Il faut rappeler enfin que de tout temps, la Mauritanie, comme le reste de l’Afrique du Nord, a fourni des esclaves aux Carthaginois et aux romains. Le tableau ci-après relate l’importance et la diversité de l’activité du commerce extérieur du Maroc antique43 qui fut d’une manière ou d’un autre objet de contrôle douanier.

 

De l’étude de ces données, on peut tirer quelques conclusions sur le commerce de la Tingitane et sur le caractère des établissements qui y ont été fondés tour à tour par les Carthaginois et les Romains.

Dans son ouvrage “de la politique et du commerce des peuples de l’antiquité” , Heeren précise que les Phéniciens et les Carthaginois allaient chercher sur le littoral africain de l’atlantique des métaux précieux et des objets de luxe. Les Phéniciens et les Carthaginois étaient donc descendus au-delà de l’Oued Draâ. Cependant, ils n’avaient pas essayé de pénétrer à l’intérieur du pays ni de soumettre sa population locale. Leur politique commerciale visait à la base, à établir sur l’Atlantique, comme sur la Méditerranée, une ligne ininterrompue de postes où leurs navires faisaient escale et où s’effectuaient les transactions commerciales.

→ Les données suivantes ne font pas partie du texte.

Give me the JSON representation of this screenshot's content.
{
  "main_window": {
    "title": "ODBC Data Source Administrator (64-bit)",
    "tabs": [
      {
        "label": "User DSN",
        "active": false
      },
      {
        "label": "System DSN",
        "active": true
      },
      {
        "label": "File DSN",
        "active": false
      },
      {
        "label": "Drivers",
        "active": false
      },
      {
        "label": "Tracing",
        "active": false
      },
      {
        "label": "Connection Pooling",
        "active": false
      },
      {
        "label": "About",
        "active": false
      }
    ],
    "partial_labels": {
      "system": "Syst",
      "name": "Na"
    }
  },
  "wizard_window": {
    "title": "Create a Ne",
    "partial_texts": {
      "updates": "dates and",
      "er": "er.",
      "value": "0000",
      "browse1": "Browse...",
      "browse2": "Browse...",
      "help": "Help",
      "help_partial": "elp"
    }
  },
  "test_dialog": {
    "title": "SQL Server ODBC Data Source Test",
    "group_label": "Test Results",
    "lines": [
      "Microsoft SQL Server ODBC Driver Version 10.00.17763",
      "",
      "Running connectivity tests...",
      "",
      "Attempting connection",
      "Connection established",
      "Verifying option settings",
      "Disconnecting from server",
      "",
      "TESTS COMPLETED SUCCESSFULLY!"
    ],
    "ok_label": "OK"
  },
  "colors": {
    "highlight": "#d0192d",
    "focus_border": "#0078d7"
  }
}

Au cours de son fameux “Périple”, Hannon installa au milieu du Vème siècle, sur la côte atlantique sept colonies entre le cap soloeis et le Doras, dont l’une à l’embouchure du Sebou. Rusaddir (Melilla), Septem (Sebta), Tingis (Tanger), Lixus (Larache) et Sala (Shella) furent les principaux établissements carthaginois et probablement les centres du contrôle douanier de l’activité de commerce extérieur effectuée dans ces ports.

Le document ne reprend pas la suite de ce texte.